What are not disappearing are emergency phones, the number of which seems to be growing proportionally to payphones' dwindling. Found most densely on university and corporate campuses, these phone towers are springing up like primary-colored trees. They are typically emblazoned with words such as "EMERGENCY" and "HELP" for the immediate recognition of anyone in distress, and they don't come with anything resembling a sheltering booth, which would only defeat their purpose. Clark Kent would have no use for them whatsoever.

Although emergency phone towers can be customized in any number of ways--made, for example, to stand any height or to be equipped with internal heaters or solar panels--the only "directory" they normally have consists of the words printed on their two large buttons: "Emergency" on the top red-cast button and "Info" (or something similar) on the bottom black-cast button.

Whom a person is connected to once either button is pushed is also customizable, but usually the non-emergency Info button puts a person in touch with someone who can, for example, come with jumper cables to take care of a dead car battery or a jack to fix a flat. Pushing the red button is more akin to making a 911 call and, sometimes, is making a 911 call. Depending on what brand of emergency phone you're using, other things can happen, too.

Sounding the Alarm
If you're using the model ETP-MT/R OPT-5 Radius Emergency Phone Tower from Chicago-based Talk-A-Phone Co., once you push its red button, the blue light up top that is constantly lit anyway begins strobing, its pan-tilt-zoom AD Delta Dome camera automatically activates and begins recording, and you're immediately connected to the 911 operator, security personnel, police officer, or whoever else has been arranged to be on the other end of the line. You can then talk and listen to that person, who meanwhile has a visual of the whole scene.

According to Talk-A-Phone Chairman and CEO Samuel Shanes, the phone towers' cameras can be turned on and used for surveillance without either button being pushed. "Say I'm the security guard and I'm sitting at a screen, and I see something happening at a certain location," Shanes said. "Some man is walking up behind a woman as she goes to her car, and I don't like what I'm seeing. For whatever reason, I'm concerned. I can turn on the strobe and call the emergency phone that's there and say, 'I see you're walking toward your car. Do you need any assistance?' and mainly let that somebody who's following know that I'm seeing it all. And, well, if the guy takes off, then that was a good call."

Less clear in this scenario is if the guy doesn't run, what then? What if a perp isn't deterred by a flashing blue light and authoritative voice issuing from a pole? Conversely, what if the hypothetical follower, while shady looking on the guardhouse monitor, turns out to be the lady's co-worker ambling over with a friendly farewell when the strobe starts flashing? The Orwellian implications are inescapable, leaving you, like 1984's Winston Smith, with "no way of knowing whether you were being watched at any given moment." Proponents of such so-called Big Brother technology say that any negative ramifications of the "unblinking eyes" integrated into devices like the ETP-MT/R OPT-5 are offset by how much they increase safety, their presence alone often deterring crime.
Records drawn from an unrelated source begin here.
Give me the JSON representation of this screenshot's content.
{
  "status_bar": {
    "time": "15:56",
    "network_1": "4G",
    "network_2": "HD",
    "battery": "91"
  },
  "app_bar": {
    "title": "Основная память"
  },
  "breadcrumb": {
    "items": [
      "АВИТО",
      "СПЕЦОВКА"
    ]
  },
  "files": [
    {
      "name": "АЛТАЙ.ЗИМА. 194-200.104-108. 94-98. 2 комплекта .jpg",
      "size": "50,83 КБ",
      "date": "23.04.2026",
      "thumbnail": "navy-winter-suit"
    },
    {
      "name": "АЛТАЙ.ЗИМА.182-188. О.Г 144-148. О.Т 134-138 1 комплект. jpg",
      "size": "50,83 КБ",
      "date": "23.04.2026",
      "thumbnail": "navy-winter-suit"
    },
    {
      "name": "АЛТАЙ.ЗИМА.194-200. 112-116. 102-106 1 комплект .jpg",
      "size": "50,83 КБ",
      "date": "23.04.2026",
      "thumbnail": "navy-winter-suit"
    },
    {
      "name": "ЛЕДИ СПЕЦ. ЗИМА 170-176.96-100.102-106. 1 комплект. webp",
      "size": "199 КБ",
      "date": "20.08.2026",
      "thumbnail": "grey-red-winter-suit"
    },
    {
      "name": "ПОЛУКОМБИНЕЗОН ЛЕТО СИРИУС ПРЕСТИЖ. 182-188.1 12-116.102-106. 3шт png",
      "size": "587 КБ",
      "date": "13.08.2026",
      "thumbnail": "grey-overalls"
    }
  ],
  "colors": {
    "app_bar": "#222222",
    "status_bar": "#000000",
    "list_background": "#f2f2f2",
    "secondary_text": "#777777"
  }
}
Shanes said that when Talk-A-Phone towers are combined with the company's Windows®-based hardware/software package called Talk-A-Lert, safety reports are automatically generated and stored for every call, and a "screen pop" with maps and other graphics shows the exact location of where the button was pushed--which is crucial, he added, given that "in an emergency, people often don't even know where they are. They're running from somebody, or they're disoriented."
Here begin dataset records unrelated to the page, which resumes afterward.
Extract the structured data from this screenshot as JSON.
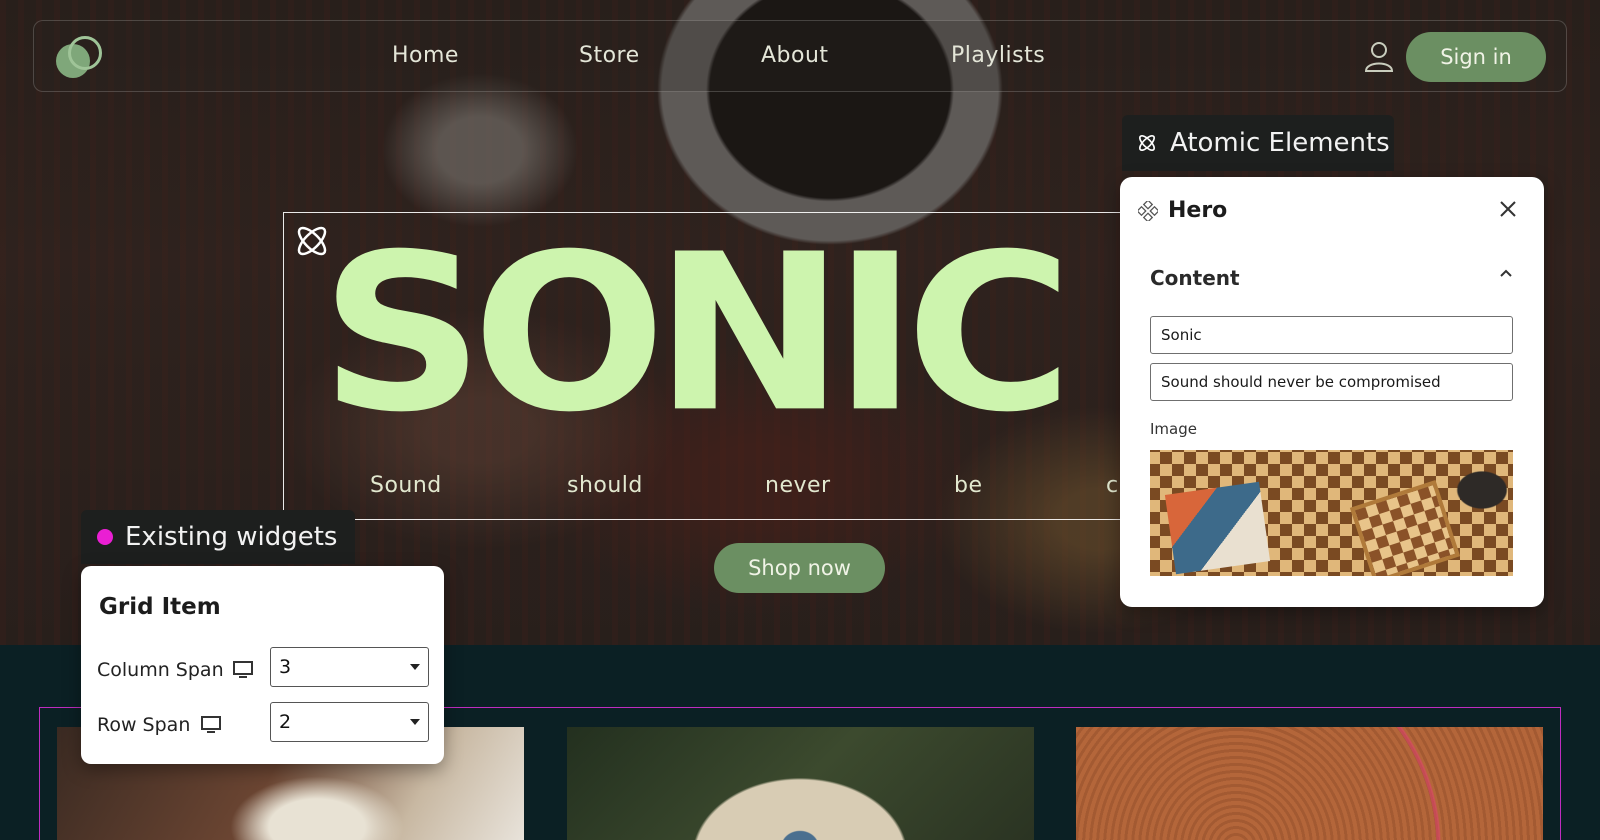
{
  "nav": {
    "links": [
      "Home",
      "Store",
      "About",
      "Playlists"
    ],
    "signin_label": "Sign in"
  },
  "hero": {
    "title": "SONIC",
    "subtitle_words": [
      "Sound",
      "should",
      "never",
      "be",
      "c"
    ],
    "cta_label": "Shop now"
  },
  "widgets_tag": {
    "label": "Existing widgets",
    "dot_color": "#ea1fd3"
  },
  "grid_item_panel": {
    "title": "Grid Item",
    "column_span_label": "Column Span",
    "column_span_value": "3",
    "row_span_label": "Row Span",
    "row_span_value": "2"
  },
  "atomic_tag": {
    "label": "Atomic Elements"
  },
  "hero_panel": {
    "title": "Hero",
    "section_title": "Content",
    "title_field_value": "Sonic",
    "subtitle_field_value": "Sound should never be compromised",
    "image_label": "Image"
  },
  "colors": {
    "accent_green": "#6b8f62",
    "hero_title_green": "#cdf4ae",
    "section_bg": "#0b2024",
    "grid_frame_magenta": "#c02cbf"
  }
}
The software works with an unlimited number of phone towers and maintains system integrity by "polling" each tower at customizable intervals to make sure all parts are working. Additionally, the platform can be used to produce detailed management reports and incoming-call summaries.

The phone/watchtowers themselves are ADA compliant and weather- and vandal-resistant. Shanes said pranksters do sometimes push the towers' buttons to set off the system, but no more frequently than people activate a fire-pull lever in a building just for kicks.
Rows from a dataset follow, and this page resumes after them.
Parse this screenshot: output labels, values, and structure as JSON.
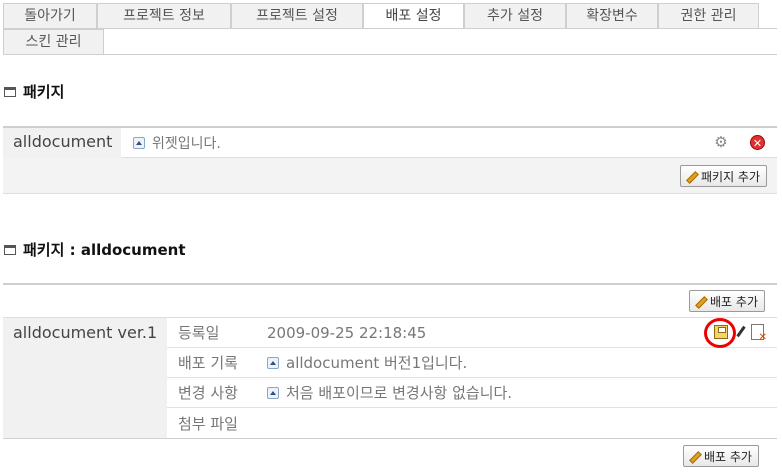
{
  "tabs": [
    {
      "label": "돌아가기",
      "active": false
    },
    {
      "label": "프로젝트 정보",
      "active": false
    },
    {
      "label": "프로젝트 설정",
      "active": false
    },
    {
      "label": "배포 설정",
      "active": true
    },
    {
      "label": "추가 설정",
      "active": false
    },
    {
      "label": "확장변수",
      "active": false
    },
    {
      "label": "권한 관리",
      "active": false
    },
    {
      "label": "스킨 관리",
      "active": false
    }
  ],
  "package_section": {
    "title": "패키지",
    "package": {
      "name": "alldocument",
      "description": "위젯입니다."
    },
    "add_button": "패키지 추가"
  },
  "release_section": {
    "title": "패키지 : alldocument",
    "add_button_top": "배포 추가",
    "release": {
      "name": "alldocument ver.1",
      "rows": [
        {
          "label": "등록일",
          "value": "2009-09-25 22:18:45"
        },
        {
          "label": "배포 기록",
          "value": "alldocument 버전1입니다."
        },
        {
          "label": "변경 사항",
          "value": "처음 배포이므로 변경사항 없습니다."
        },
        {
          "label": "첨부 파일",
          "value": ""
        }
      ]
    },
    "add_button_bottom": "배포 추가"
  },
  "icons": {
    "gear": "gear-icon",
    "delete": "delete-icon",
    "expand": "expand-icon",
    "save": "save-icon",
    "edit": "pencil-icon",
    "remove_release": "document-delete-icon"
  },
  "colors": {
    "highlight": "#e00000",
    "delete": "#dd3333"
  }
}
"The amazing thing is how rarely people do it," he said. "I think what happens is, people look at [an emergency phone tower] and they say, 'This is life safety equipment and this is there for my benefit, and it's probably not a good thing for me to be fooling around with it.' Of course, in addition, if you push a button on our phone and there's a camera, it's going to be recorded, so it's not like you're going to really get away with it."

This column appeared in the August 2006 issue of Occupational Health & Safety.



Ronnie Rittenberry is Managing Editor of Occupational Health & Safety.